How can I do this on gcc?
On gcc, use ar -t.
-t option of the gnu archiver (ar) writes a table of contents of archive to the standard output. Only the files specified by the file operands shall be included in the written list. If no file operands are specified, all files in archive shall be included in the order of the archive.
More info here.
You can see the contents (the .o files that went into it) and the defined symbols by using nm. If this contains C++ code you should use the -C option to demangle the symbol names:
nm -C libschnoeck.a | less
On a Mac, simply use
nm libschnoeck.a | less
There is no -C option with the Mac version of nm.
It just stumbled over this:
You can open an archive (.a) with 7zip.
Also works for the object files in the archive.
Listing all sorts of contents like .text, .bss, .data, etc. with their offset, length, type, ...
Furthermore its possible to unpack all, using a hex editor or notepad++ to view the contents.
I tested this with an archive created with GNUToolsARMEmbedded\2018-q4-major\bin\arm-none-eabi- Toolchain
and 7Zip 16.04 (64-bit)
I just discovered that you can use readelf -a to display the contents of all the object files in a static library.
Invoke the readelf command like this: $ readelf -a mystaticlib.a.
How do I determine whether a function exists within a library, or list out the functions in a compiled library?
You can use the nm command to list the symbols in static libraries.
nm -g -C <libMylib.a>
For ELF binaries, you can use readelf:
readelf -sW a.out | awk '$4 == "FUNC"' | c++filt
-s: list symbols
-W: don't cut too long names
The awk command will then filter out all functions, and c++filt will unmangle them. That means it will convert them from an internal naming scheme so they are displayed in human readable form. It outputs names similar to this (taken from boost.filesystem lib):
285: 0000bef0 91 FUNC WEAK DEFAULT 11 boost::exception::~exception()
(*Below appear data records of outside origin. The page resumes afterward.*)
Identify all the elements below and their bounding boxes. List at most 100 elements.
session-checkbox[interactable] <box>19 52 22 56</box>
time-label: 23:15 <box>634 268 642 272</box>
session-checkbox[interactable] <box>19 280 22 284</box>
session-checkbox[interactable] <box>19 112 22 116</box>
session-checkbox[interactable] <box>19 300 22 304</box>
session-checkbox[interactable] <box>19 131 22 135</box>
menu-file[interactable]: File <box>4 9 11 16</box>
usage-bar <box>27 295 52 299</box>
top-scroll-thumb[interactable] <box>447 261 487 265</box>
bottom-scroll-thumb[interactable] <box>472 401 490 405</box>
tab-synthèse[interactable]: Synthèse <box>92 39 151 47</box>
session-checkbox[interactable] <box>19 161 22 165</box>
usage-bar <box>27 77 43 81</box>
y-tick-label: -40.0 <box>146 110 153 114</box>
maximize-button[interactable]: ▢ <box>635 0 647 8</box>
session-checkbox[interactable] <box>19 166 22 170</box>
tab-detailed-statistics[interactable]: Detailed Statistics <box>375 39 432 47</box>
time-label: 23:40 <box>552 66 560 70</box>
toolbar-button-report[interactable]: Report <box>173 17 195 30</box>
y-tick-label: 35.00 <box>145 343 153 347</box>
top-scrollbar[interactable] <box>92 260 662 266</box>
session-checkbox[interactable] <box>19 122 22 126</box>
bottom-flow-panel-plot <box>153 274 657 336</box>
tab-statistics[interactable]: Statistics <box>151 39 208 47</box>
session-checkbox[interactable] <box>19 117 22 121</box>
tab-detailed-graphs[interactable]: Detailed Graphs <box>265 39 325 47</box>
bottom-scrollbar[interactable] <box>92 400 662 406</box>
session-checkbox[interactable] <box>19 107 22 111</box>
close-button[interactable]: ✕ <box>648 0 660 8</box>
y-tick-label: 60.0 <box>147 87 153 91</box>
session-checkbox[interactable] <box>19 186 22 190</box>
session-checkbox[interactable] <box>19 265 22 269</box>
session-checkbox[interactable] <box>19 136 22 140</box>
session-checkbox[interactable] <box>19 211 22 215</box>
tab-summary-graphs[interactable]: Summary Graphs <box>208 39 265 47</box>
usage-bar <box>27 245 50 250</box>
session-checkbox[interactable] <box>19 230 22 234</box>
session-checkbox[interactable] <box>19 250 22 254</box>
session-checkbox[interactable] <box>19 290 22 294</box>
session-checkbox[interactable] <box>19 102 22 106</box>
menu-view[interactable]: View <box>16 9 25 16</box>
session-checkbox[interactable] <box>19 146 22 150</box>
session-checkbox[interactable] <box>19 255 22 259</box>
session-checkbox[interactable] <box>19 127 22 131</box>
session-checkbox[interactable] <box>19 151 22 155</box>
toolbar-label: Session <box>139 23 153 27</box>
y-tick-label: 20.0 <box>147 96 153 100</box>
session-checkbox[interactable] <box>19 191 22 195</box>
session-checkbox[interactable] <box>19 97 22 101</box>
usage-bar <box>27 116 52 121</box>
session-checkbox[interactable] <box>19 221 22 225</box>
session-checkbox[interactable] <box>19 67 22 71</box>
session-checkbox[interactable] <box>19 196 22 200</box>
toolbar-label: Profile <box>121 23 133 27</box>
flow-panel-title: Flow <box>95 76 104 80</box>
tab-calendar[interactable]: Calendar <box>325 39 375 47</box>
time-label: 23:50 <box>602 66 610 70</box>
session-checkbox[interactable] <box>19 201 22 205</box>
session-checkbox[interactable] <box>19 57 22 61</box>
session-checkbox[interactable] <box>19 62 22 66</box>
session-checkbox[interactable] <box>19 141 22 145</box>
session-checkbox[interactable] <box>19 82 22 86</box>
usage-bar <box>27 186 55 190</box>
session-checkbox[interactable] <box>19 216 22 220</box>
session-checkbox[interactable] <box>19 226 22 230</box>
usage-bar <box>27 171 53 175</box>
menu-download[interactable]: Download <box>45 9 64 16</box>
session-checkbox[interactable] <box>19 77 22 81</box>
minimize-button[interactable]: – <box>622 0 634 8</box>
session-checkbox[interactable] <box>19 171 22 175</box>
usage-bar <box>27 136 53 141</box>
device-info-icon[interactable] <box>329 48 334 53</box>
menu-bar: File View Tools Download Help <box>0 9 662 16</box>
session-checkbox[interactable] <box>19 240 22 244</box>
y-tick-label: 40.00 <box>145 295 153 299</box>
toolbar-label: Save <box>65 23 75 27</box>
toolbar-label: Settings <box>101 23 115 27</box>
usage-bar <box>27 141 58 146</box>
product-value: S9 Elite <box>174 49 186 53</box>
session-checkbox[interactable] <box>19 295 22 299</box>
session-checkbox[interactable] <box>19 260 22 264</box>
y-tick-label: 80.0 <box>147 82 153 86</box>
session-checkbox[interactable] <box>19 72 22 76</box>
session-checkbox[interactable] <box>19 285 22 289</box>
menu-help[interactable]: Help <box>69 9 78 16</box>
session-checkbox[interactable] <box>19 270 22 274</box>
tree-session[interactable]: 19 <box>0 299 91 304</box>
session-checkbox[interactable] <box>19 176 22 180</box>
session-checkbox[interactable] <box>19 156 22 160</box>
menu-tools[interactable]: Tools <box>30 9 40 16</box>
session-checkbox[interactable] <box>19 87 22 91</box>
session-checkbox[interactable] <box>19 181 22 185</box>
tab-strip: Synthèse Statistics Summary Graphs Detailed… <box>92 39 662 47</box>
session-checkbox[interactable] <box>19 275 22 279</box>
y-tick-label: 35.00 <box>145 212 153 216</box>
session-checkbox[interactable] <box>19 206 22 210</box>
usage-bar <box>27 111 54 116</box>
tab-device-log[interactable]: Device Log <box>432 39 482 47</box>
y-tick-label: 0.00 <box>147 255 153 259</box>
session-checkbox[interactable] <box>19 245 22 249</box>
Without c++filt, the name is displayed as _ZN5boost9exceptionD0Ev
For Microsoft tools, "link /dump /symbols <filename>" will give you the gory details. There are probably other ways (or options) to give an easier to read listing.
Under Linux/Unix you can use objdump -T to list the exported symbols contained in a given object. Under Windows there's dumpbin (IIRC dumpbin /exports). Note that C++ function names are mangled in order to allow overloads.
EDIT: after seeing codelogic's anwser I remembered that objdump also understands -C to perform de-mangling.
use this command:
objdump -t "your-library"
It will print more than you want - not just function names, but the entire symbol table. Check the various attributes of the symbols you get, and you will be able to sort out the functions from variables and stuff.